Neville Passmore Blog: Plant tropical fruit trees

28th November, 2017

Following on from our recent Neville Passmore Blog on getting your summer garden into gear, we have a follow up article from Neville on planting tropical fruit trees in Perth in summer.

Following on from our recent Neville Passmore Blog on getting your summer garden into gear, we have a follow up article from Neville on planting tropical fruit trees in Perth in summer.

Why?
Tropical trees like the heat and can establish quickly if planted at this time of the year. If mango, avocado, custard apple, feijoa, tropical guava, jaboticaba, macadamia, papaya, Brazil cherry, ice cream bean, tamarillo, wampee, wax jambu, jelly palm, jambolan, sapodilla, longan, lychee, rose water apple, Barbados cherry Aztec fruit and banana appeal then start digging and preparing the hole straight away. By the way, all of these varieties have been successfully fruited in Perth.

How?
The key to getting them off to a good start is a compost enriched soil and regular deep watering through the first summer. A climate shelter is of good value for mango, avocado and lychee. This consists of a shade cloth screen pinned to 4 tomato stakes arranged in a square with a metre between stakes. This can be removed going into the second summer.
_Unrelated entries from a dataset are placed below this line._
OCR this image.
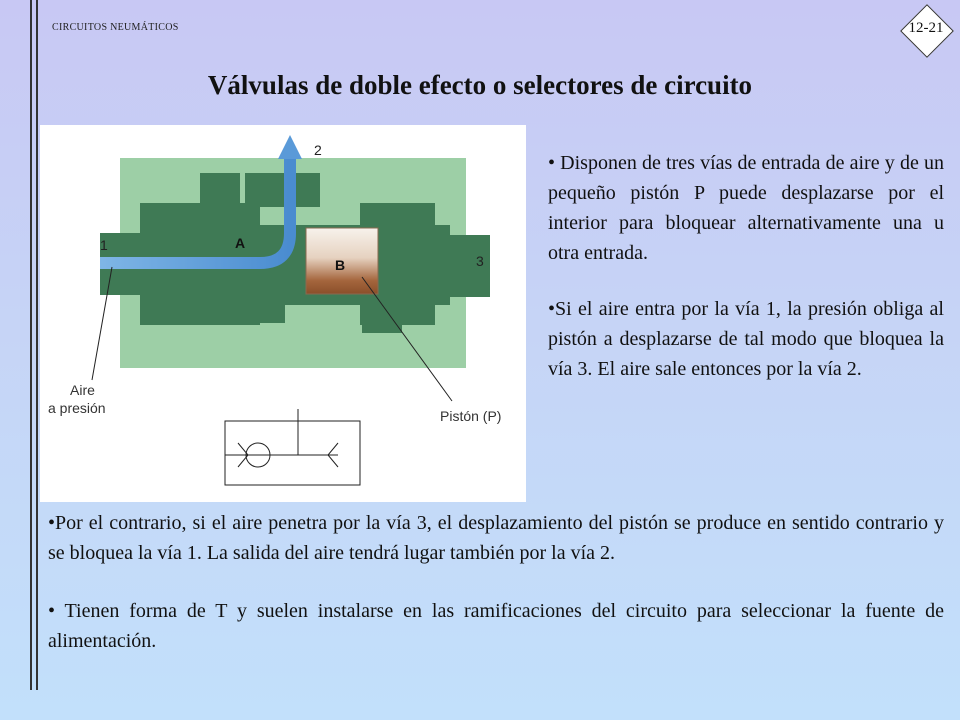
CIRCUITOS NEUMÁTICOS	12-21
Válvulas de doble efecto o selectores de circuito
2
1
3
A
B
Aire
a presión	Pistón (P)

• Disponen de tres vías de entrada de aire y de un pequeño pistón P puede desplazarse por el interior para bloquear alternativamente una u otra entrada.

•Si el aire entra por la vía 1, la presión obliga al pistón a desplazarse de tal modo que bloquea la vía 3. El aire sale entonces por la vía 2.

•Por el contrario, si el aire penetra por la vía 3, el desplazamiento del pistón se produce en sentido contrario y se bloquea la vía 1. La salida del aire tendrá lugar también por la vía 2.

• Tienen forma de T y suelen instalarse en las ramificaciones del circuito para seleccionar la fuente de alimentación.
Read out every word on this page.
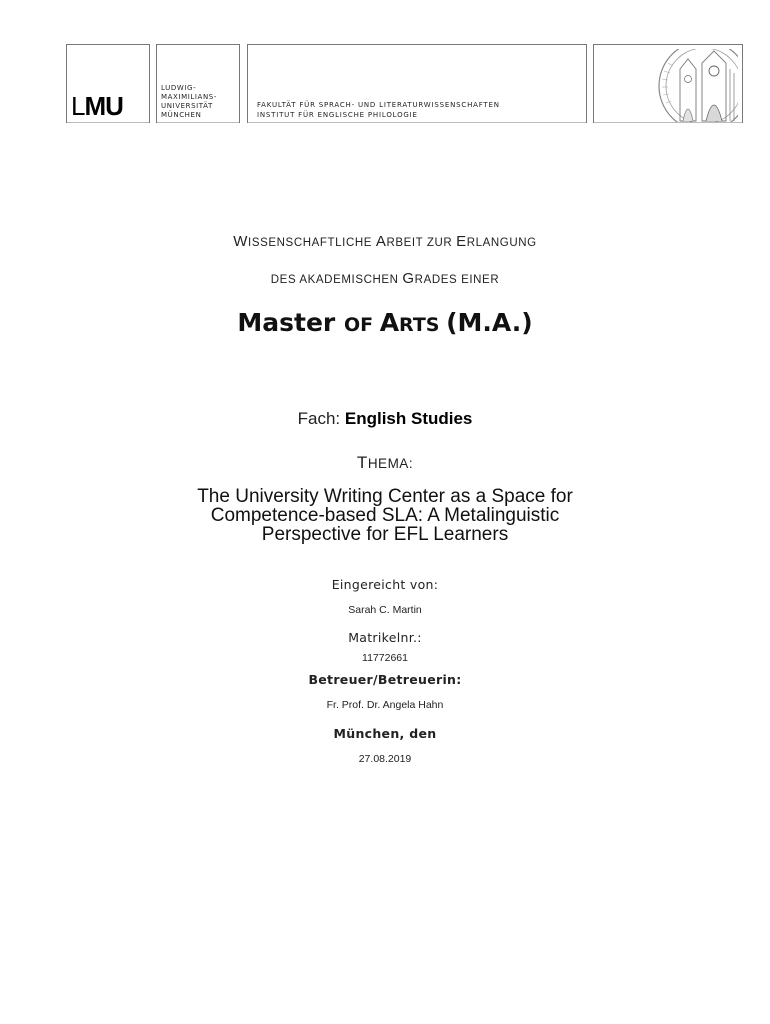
LMU
LUDWIG-
MAXIMILIANS-
UNIVERSITÄT
MÜNCHEN
FAKULTÄT FÜR SPRACH- UND LITERATURWISSENSCHAFTEN
INSTITUT FÜR ENGLISCHE PHILOLOGIE
WISSENSCHAFTLICHE ARBEIT ZUR ERLANGUNG
DES AKADEMISCHEN GRADES EINER
Master OF ARTS (M.A.)
Fach: English Studies
THEMA:
The University Writing Center as a Space for
Competence-based SLA: A Metalinguistic
Perspective for EFL Learners
Eingereicht von:
Sarah C. Martin
Matrikelnr.:
11772661
Betreuer/Betreuerin:
Fr. Prof. Dr. Angela Hahn
München, den
27.08.2019
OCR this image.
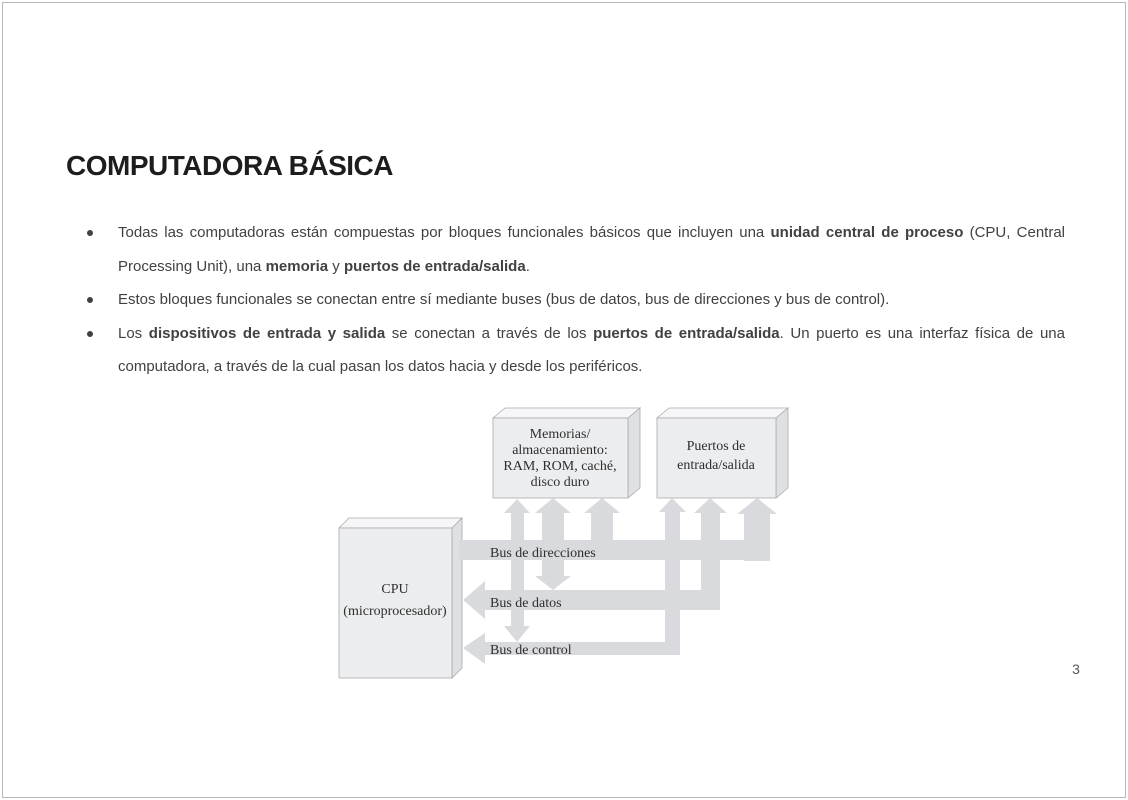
COMPUTADORA BÁSICA
Todas las computadoras están compuestas por bloques funcionales básicos que incluyen una unidad central de proceso (CPU, Central Processing Unit), una memoria y puertos de entrada/salida.
Estos bloques funcionales se conectan entre sí mediante buses (bus de datos, bus de direcciones y bus de control).
Los dispositivos de entrada y salida se conectan a través de los puertos de entrada/salida. Un puerto es una interfaz física de una computadora, a través de la cual pasan los datos hacia y desde los periféricos.
CPU
(microprocesador)
Memorias/
almacenamiento:
RAM, ROM, caché,
disco duro
Puertos de
entrada/salida
Bus de direcciones
Bus de datos
Bus de control
3
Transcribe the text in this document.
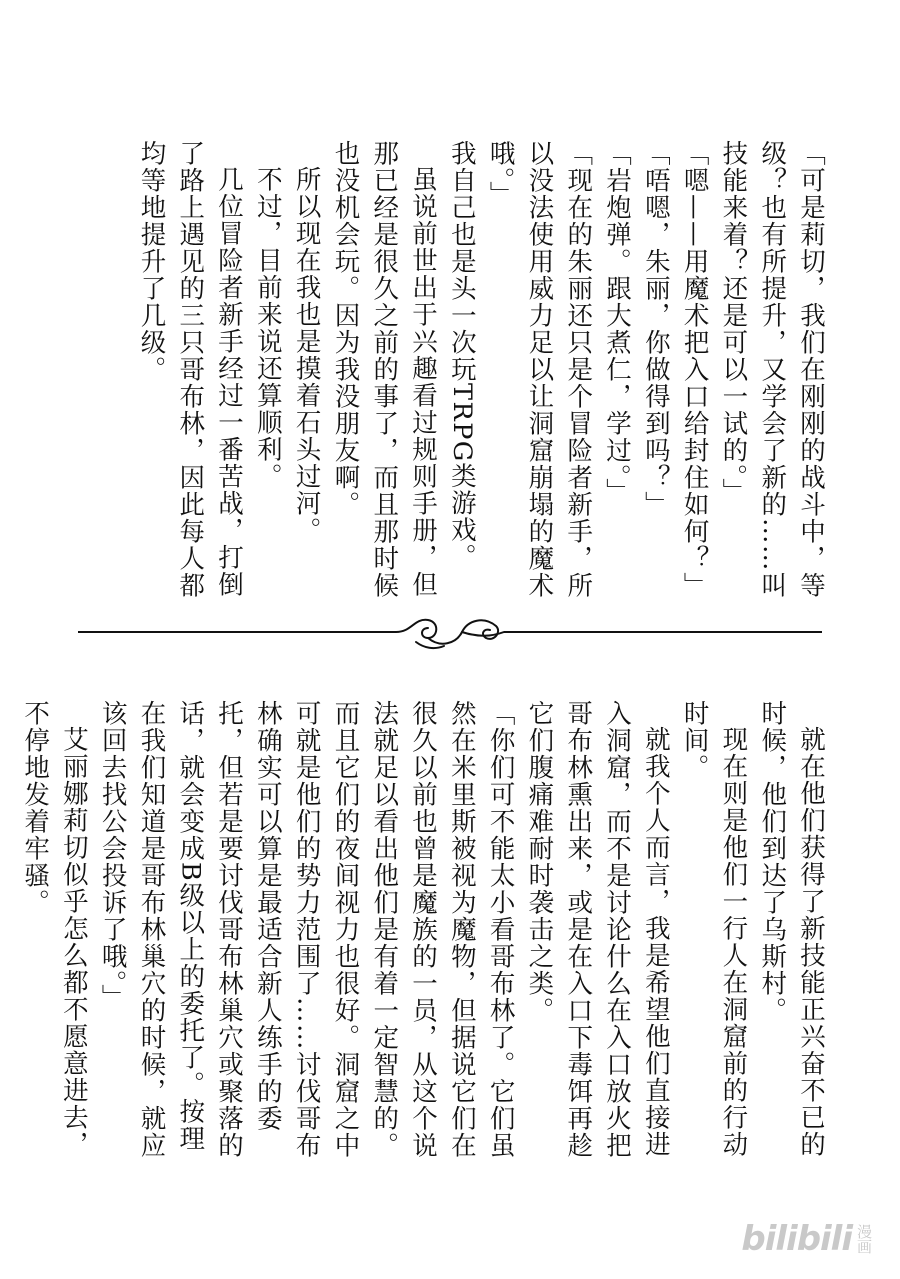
「可是莉切，我们在刚刚的战斗中，等级？也有所提升，又学会了新的……叫技能来着？还是可以一试的。」

「嗯——用魔术把入口给封住如何？」

「唔嗯，朱丽，你做得到吗？」

「岩炮弹。跟大煮仁，学过。」

「现在的朱丽还只是个冒险者新手，所以没法使用威力足以让洞窟崩塌的魔术哦。」

我自己也是头一次玩TRPG类游戏。

虽说前世出于兴趣看过规则手册，但那已经是很久之前的事了，而且那时候也没机会玩。因为我没朋友啊。

所以现在我也是摸着石头过河。

不过，目前来说还算顺利。

几位冒险者新手经过一番苦战，打倒了路上遇见的三只哥布林，因此每人都均等地提升了几级。

就在他们获得了新技能正兴奋不已的时候，他们到达了乌斯村。

现在则是他们一行人在洞窟前的行动时间。

就我个人而言，我是希望他们直接进入洞窟，而不是讨论什么在入口放火把哥布林熏出来，或是在入口下毒饵再趁它们腹痛难耐时袭击之类。

「你们可不能太小看哥布林了。它们虽然在米里斯被视为魔物，但据说它们在很久以前也曾是魔族的一员，从这个说法就足以看出他们是有着一定智慧的。而且它们的夜间视力也很好。洞窟之中可就是他们的势力范围了……讨伐哥布林确实可以算是最适合新人练手的委托，但若是要讨伐哥布林巢穴或聚落的话，就会变成B级以上的委托了。按理在我们知道是哥布林巢穴的时候，就应该回去找公会投诉了哦。」

艾丽娜莉切似乎怎么都不愿意进去，不停地发着牢骚。

bilibili 漫画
Two questions seem to arise whenever I suggest planting trees in suburban areas. How can I fit these into my garden, which is today pretty tiny, and how to control Mediterranean fruit fly, the scourge of all fruit growers in WA.
Dwarf varieties are one option to keep size under control. Another is close planting, instead of say a 6 metre spacing between trees, bung them in a metre apart and let them compete for resources. Hard pruning after fruiting is another controlling method. Containing the root system in a pot has a dramatic effect on the eventual size of a tree. In a practical sense it means you are treating the tree as a bonsai. Training as an espalier can also reduce the room taken by a tree.
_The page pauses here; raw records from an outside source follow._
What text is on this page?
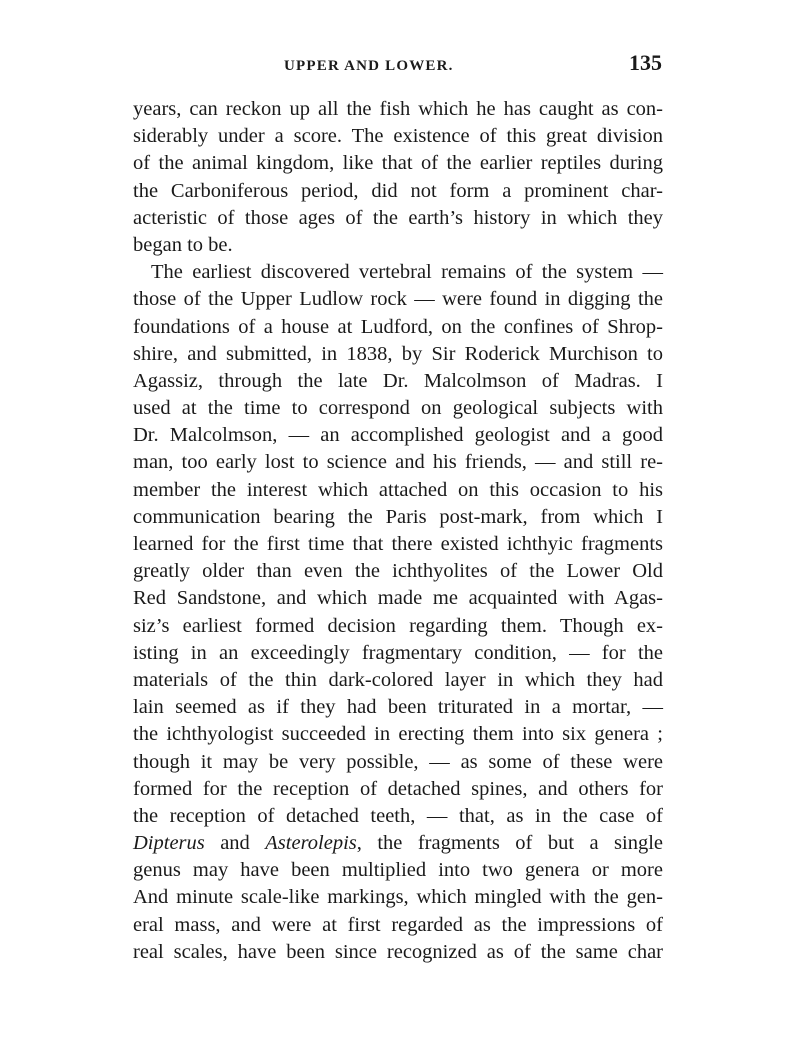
UPPER AND LOWER.	135
years, can reckon up all the fish which he has caught as con-
siderably under a score. The existence of this great division
of the animal kingdom, like that of the earlier reptiles during
the Carboniferous period, did not form a prominent char-
acteristic of those ages of the earth’s history in which they
began to be.
The earliest discovered vertebral remains of the system —
those of the Upper Ludlow rock — were found in digging the
foundations of a house at Ludford, on the confines of Shrop-
shire, and submitted, in 1838, by Sir Roderick Murchison to
Agassiz, through the late Dr. Malcolmson of Madras. I
used at the time to correspond on geological subjects with
Dr. Malcolmson, — an accomplished geologist and a good
man, too early lost to science and his friends, — and still re-
member the interest which attached on this occasion to his
communication bearing the Paris post-mark, from which I
learned for the first time that there existed ichthyic fragments
greatly older than even the ichthyolites of the Lower Old
Red Sandstone, and which made me acquainted with Agas-
siz’s earliest formed decision regarding them. Though ex-
isting in an exceedingly fragmentary condition, — for the
materials of the thin dark-colored layer in which they had
lain seemed as if they had been triturated in a mortar, —
the ichthyologist succeeded in erecting them into six genera ;
though it may be very possible, — as some of these were
formed for the reception of detached spines, and others for
the reception of detached teeth, — that, as in the case of
Dipterus and Asterolepis, the fragments of but a single
genus may have been multiplied into two genera or more
And minute scale-like markings, which mingled with the gen-
eral mass, and were at first regarded as the impressions of
real scales, have been since recognized as of the same char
Another benefit of growing smaller trees is that these can be covered more easily with an exclusion net at the time of fly activity, to keep the blighters away from your fruit. I have successfully protected Aztec fruit and plums here at home with a shade-cloth net. It also keeps birds from damaging fruit at the same time. Another method I have used with success is to bag the fruit in double lined paper sandwich bags, with a twist-tie to seal off the stem end. These, amazingly, will resist breakdown from rain or irrigation and need only be applied when fruit is near full size but still very green.